Sur cette petite place intéressante à bien des égards, un édifice remarquable attire le regard par sa magnificence. Guillaume II le Roux, seigneur de Bourgtheroulde, décide à la fin du XVe siècle la construction d’un hôtel en pierre digne de lui. Après sa mort en 1520, Guillaume III, son fils, embellira l’hôtel et l’aile nord sera reconstruite au XVIIIe siècle après un incendie.

On peut admirer sur la façade la fameuse salamandre, emblème de François Ier.

La galerie d’Aumale comporte six baies Renaissance en anse de panier au-dessus d’un soubassement à deux niveaux orné d’un décor sculpté de qualité. Guillaume III y a fait représenter la fastueuse entrevue du Camp du Drap d’Or. On peut voir François Ier et Henri VIII d’Angleterre se saluant devant un long cortège de dignitaires. Plus haut d’autres bas – reliefs illustrent le poème allégorique des Triomphes de Pétrarque.

Délaissé par la banque qui l’occupait, cet admirable hôtel Renaissance va être transformé en hôtel de grand standing, un moindre mal si l’accès à la cour intérieure est maintenu pour les visiteurs de la cité.

Côté sud, une fontaine gallo-romaine (II-IIIe siècle), découverte en 1994, est mise en valeur dans l’entrée d’un immeuble.

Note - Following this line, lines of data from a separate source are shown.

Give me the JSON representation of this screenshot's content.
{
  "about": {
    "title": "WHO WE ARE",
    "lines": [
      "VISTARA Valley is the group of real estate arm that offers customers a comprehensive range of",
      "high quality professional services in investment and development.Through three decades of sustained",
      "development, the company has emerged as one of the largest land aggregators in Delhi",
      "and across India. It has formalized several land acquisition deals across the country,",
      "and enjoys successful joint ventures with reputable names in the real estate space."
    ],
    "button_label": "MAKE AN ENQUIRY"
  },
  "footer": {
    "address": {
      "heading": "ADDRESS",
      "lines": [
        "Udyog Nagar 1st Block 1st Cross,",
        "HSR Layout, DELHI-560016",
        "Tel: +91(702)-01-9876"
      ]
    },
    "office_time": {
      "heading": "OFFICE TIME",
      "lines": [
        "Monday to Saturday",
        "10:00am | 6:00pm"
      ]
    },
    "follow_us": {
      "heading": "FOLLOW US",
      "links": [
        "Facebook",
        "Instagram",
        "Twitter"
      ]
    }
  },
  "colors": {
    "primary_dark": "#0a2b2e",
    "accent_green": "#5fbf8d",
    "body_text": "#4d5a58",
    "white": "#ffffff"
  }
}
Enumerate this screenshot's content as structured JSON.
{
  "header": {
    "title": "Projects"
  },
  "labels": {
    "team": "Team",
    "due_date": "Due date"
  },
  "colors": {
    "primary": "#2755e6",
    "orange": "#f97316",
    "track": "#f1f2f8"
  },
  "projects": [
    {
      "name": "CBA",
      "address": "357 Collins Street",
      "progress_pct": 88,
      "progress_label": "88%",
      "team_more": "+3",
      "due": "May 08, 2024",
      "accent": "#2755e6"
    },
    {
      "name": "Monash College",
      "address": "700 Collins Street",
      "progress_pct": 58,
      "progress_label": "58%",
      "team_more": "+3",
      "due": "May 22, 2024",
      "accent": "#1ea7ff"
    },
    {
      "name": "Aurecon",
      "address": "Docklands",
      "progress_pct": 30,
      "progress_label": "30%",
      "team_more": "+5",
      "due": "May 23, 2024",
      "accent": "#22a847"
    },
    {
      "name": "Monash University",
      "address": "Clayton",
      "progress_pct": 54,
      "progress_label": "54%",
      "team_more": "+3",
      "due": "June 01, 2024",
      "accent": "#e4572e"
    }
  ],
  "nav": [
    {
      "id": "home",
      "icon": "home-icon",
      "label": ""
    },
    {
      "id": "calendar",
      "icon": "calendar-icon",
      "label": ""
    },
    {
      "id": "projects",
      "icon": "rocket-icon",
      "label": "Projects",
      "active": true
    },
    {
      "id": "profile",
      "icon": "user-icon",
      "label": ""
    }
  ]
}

On remarque aussi trois beaux porches en pierre délicatement ouvragés et quelques belles maisons à pans de bois dont celle au n°4, la première à Rouen à avoir été restaurée dans les années 60. Pour le côté anecdotique, une ancienne publicité murale peinte « Beurre, Œufs, Fromages » a été sauvegardée, rappelant une époque révolue.

Agréable à vivre, la place a pourtant été complètement défigurée après la guerre avec l’installation de baraquements provisoires, puis plus tard avec la construction d’un hideux parking à étages. On envisagea même dans les années 50 d’y édifier le Théâtre des Arts.